No man in the nation was more adverse to Gen. Jackson's election to the Presidency than Mr. Randolph was in 1822. In that year, he said in his letter to the people of Charlotte-"The election of Gen. Jackson to the Presidency is not to be dreaded, as it can in no event possibly occur; the people of the United States have not yet become so corrupted as to choose a man of military talents to govern the national councils, in opposition to the splendid talents of Mr. Crawford, or indeed of any other good man in the country."

The advancement of Mr. Adams to the last Presidency, awakened all his animosity against that gentleman and his venerated father. He, therefore, attached himself to the party of General Jackson, and especially to that gentleman; not from esteem, respect, or friendship -not from his qualities as a man, a hero, or a statesman; but as the only instrument by which he could exclude Mr. Adams from a second Presidential term.

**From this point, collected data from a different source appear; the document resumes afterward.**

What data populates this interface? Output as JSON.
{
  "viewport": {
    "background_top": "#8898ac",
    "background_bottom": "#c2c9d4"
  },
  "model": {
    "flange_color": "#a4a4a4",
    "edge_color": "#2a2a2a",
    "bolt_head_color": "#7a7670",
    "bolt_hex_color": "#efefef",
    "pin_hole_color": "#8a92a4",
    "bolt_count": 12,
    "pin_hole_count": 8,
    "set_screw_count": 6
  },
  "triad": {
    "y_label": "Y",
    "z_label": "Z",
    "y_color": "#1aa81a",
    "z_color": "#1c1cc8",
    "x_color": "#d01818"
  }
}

"Party, like calamity, brings men into company with strange bed-fellows." Mr. Randolph soon found himself unpleasantly lodged; and before the middle of February, 1829, he said emphatically, “I do not attend the Inauguration; mark that, Sir!" He left the city before that event; but not until, as rumor, the untiring herald of distinguished personages announced, that he had delivered the ominous prediction. What was it? “Never, Sir, never will the American purple again fall on the shoulders of a gentleman."

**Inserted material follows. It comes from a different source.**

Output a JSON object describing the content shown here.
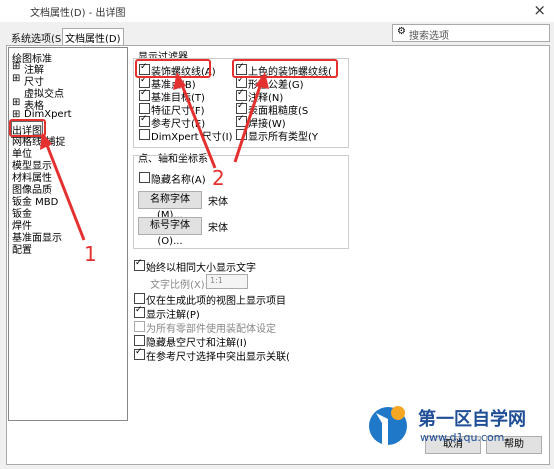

I do not pretend to say, that the Secretary regarded this prediction as literally excluding him from the succession; but could he quietly manage his "state affairs" while such a man was at Roanoke, or in Virginia, or even in the United States? Sooner, Sir, would the fox creep into the farm yard in the day time, or curl himself down to sleep in his lair, while he snuffed the huntsman or heard the hounds in the South-West breezes of the morning. Did he not quiver at the mere name of this Warwick, this King-killer and King-maker; this John Randolph, who had set up Presidents, as boys set up nine-pins, to knock them down again? Such a man, the Secretary knew, could not be, for he never had been, quiet under any administration. He had not been satisfied with the administration of Jefferson, of Madison, of Monroe; could he be satisfied with this- God only knows whose administration it is.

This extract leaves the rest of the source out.